Questionado sobre rumores de que pretende criar uma “Igreja paralela” semelhante à cismática Fraternidade Sacerdotal São Pio X, estabelecida por D. Marcel Lefebvre após sua própria excomunhão em 1988, Viganò negou os rumores e disse que essa também nunca foi a intenção de Lefebvre.
Lefebvre, disse ele, “sempre testemunhou sua fidelidade à única Igreja de Cristo e ao papado”, e mesmo após sua excomunhão, ele “continuou a fazer o que fazia como bispo até antes do concílio… Ele continuou a ordenar padres, a dar-lhes uma formação tradicional, para garantir a celebração da Missa Apostólica”.
“Hoje, 50 anos depois, o plano subversivo denunciado por Lefebvre é ainda mais evidente e as respostas que eram válidas naquela época exigem uma nova abordagem”, disse ele. Viganò disse que quase não houve tentativas de resolver os desentendimentos entre ele e o Vaticano ao longo dos anos e que nunca recebeu nenhuma comunicação privada das autoridades do Vaticano.
Ele manteve sua posição de que o Papa Francisco encobriu os abusos de McCarrick, dizendo que lidou com o caso McCarrick enquanto ainda servia como Delegado para Representações Pontifícias na Secretaria de Estado do Vaticano, e seus superiores diretos falharam em considerar adequadamente "meu julgamento baseado em testemunhos incontestáveis".
“Obviamente, as ações de McCarrick foram convenientes para alguém da Secretaria de Estado: estou pensando nas enormes somas arrecadadas por meio da Fundação Papal que McCarrick estabeleceu nos Estados Unidos”, disse ele, referindo-se a uma organização de caridade americana dedicada exclusivamente ao financiamento de projetos papais.

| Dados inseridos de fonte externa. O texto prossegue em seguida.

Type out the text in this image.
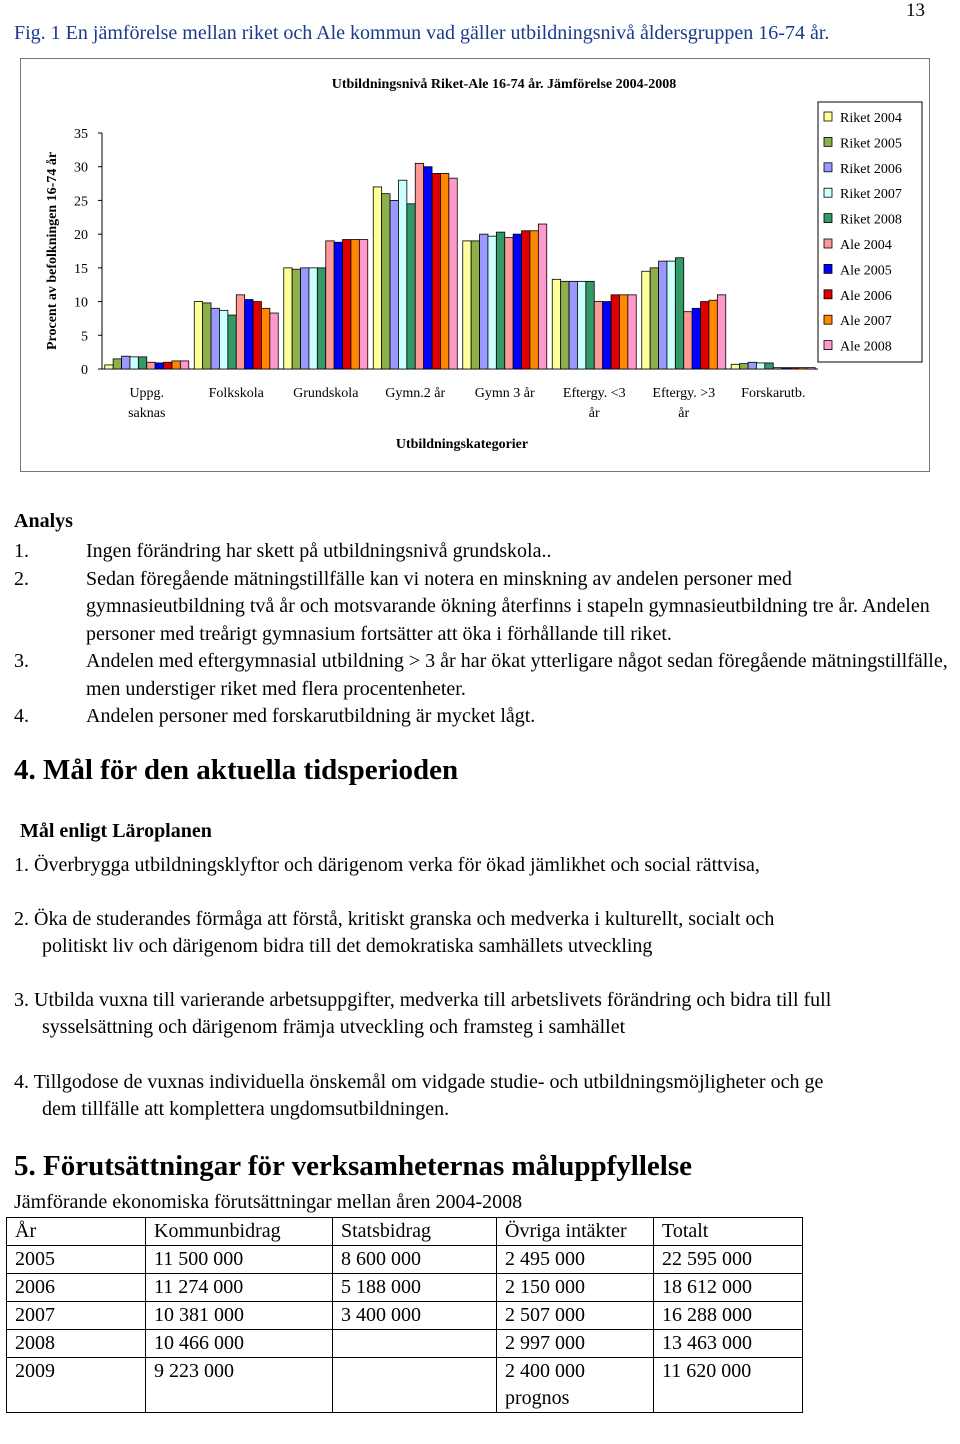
13
Fig. 1 En jämförelse mellan riket och Ale kommun vad gäller utbildningsnivå åldersgruppen 16-74 år.
Utbildningsnivå Riket-Ale 16-74 år. Jämförelse 2004-2008
Procent av befolkningen 16-74 år
0
5
10
15
20
25
30
35
Uppg.
saknas
Folkskola Grundskola Gymn.2 år Gymn 3 år Eftergy. <3
år
Eftergy. >3
år
Forskarutb.
Utbildningskategorier
Riket 2004
Riket 2005
Riket 2006
Riket 2007
Riket 2008
Ale 2004
Ale 2005
Ale 2006
Ale 2007
Ale 2008
Analys
1.	Ingen förändring har skett på utbildningsnivå grundskola..
2.	Sedan föregående mätningstillfälle kan vi notera en minskning av andelen personer med gymnasieutbildning två år och motsvarande ökning återfinns i stapeln gymnasieutbildning tre år. Andelen personer med treårigt gymnasium fortsätter att öka i förhållande till riket.
3.	Andelen med eftergymnasial utbildning > 3 år har ökat ytterligare något sedan föregående mätningstillfälle, men understiger riket med flera procentenheter.
4.	Andelen personer med forskarutbildning är mycket lågt.
4. Mål för den aktuella tidsperioden
Mål enligt Läroplanen
1. Överbrygga utbildningsklyftor och därigenom verka för ökad jämlikhet och social rättvisa,
2. Öka de studerandes förmåga att förstå, kritiskt granska och medverka i kulturellt, socialt och
politiskt liv och därigenom bidra till det demokratiska samhällets utveckling
3. Utbilda vuxna till varierande arbetsuppgifter, medverka till arbetslivets förändring och bidra till full
sysselsättning och därigenom främja utveckling och framsteg i samhället
4. Tillgodose de vuxnas individuella önskemål om vidgade studie- och utbildningsmöjligheter och ge
dem tillfälle att komplettera ungdomsutbildningen.
5. Förutsättningar för verksamheternas måluppfyllelse
Jämförande ekonomiska förutsättningar mellan åren 2004-2008
År	Kommunbidrag	Statsbidrag	Övriga intäkter	Totalt
2005	11 500 000	8 600 000	2 495 000	22 595 000
2006	11 274 000	5 188 000	2 150 000	18 612 000
2007	10 381 000	3 400 000	2 507 000	16 288 000
2008	10 466 000		2 997 000	13 463 000
2009	9 223 000		2 400 000 prognos	11 620 000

Viganò disse que tentou alertar Sambi sobre McCarrick, mas “as perspectivas de uma ascensão na carreira o induziram a permanecer em silêncio e a encobrir os escândalos”. Ele alegou que a laicização de McCarrick em 2019 foi autorizada apenas por Francisco para salvar as aparências e tinha como objetivo "esconder a rede de cumplicidade, apesar dos crimes serem conhecidos há décadas".
Referindo-se às tensões passadas entre ele e o ex-secretário de Estado do Vaticano, o cardeal italiano Tarcisio Bertone, Viganò disse que acreditava que Bertone era corrupto e tentou impedir muitos de seus candidatos em nomeações episcopais.
“Ele conseguiu então me transferir para o Governatorato em 2009, onde descobri o papel e a cumplicidade no encobrimento da corrupção”, disse ele, e também criticou o Papa Francisco por tirar seu apartamento na Cúria após sua aposentadoria em 2016. Francisco tomou a decisão alegando que o apartamento era necessário, “mas pelo que sei ele permaneceu vazio”, disse ele, chamando-a de “uma ação vingativa, Bergoglio queria se livrar de alguém que sabia demais e não era manobrável”.
“Com a excomunhão que é claramente inválida, eles queriam de alguma forma me condenar à morte, mas a verdade não pode ser morta”, disse ele. Viganò, quando questionado sobre suas repetidas condenações à chamada “elite globalista” em suas publicações, disse que insiste tanto neste tópico porque “estamos passando por um período de crise muito séria na Igreja e na sociedade”.
“As autoridades de todas as instituições são hoje uma expressão dessa elite e obedecem a poderes supranacionais. Estamos testemunhando uma fenda profunda e quase intransponível entre aqueles que governam – o Estado e a Igreja – e os cidadãos e fiéis”, disse ele.
“Na prática, os governantes do Estado se rebelaram contra Cristo Rei e os expoentes da hierarquia católica se rebelaram contra Cristo Pontífice: sua autoridade foi usurpada”, disse ele, pedindo uma maior unidade à figura de Cristo no papado.
Questionado sobre um processo civil que perdeu contra seu irmão relacionado a uma disputa de herança, Viganò disse que foi retratado como “um bandido e um ladrão”.
Após perder o caso e ser condenado a indenizar o irmão, Viganò disse que se recusou a tomar outras medidas porque “não queria ser cruel ao contestar uma sentença injusta, preferindo seguir o mandamento evangélico (a quem quiser processá-lo, que tire sua túnica, você também deve deixar seu manto)”.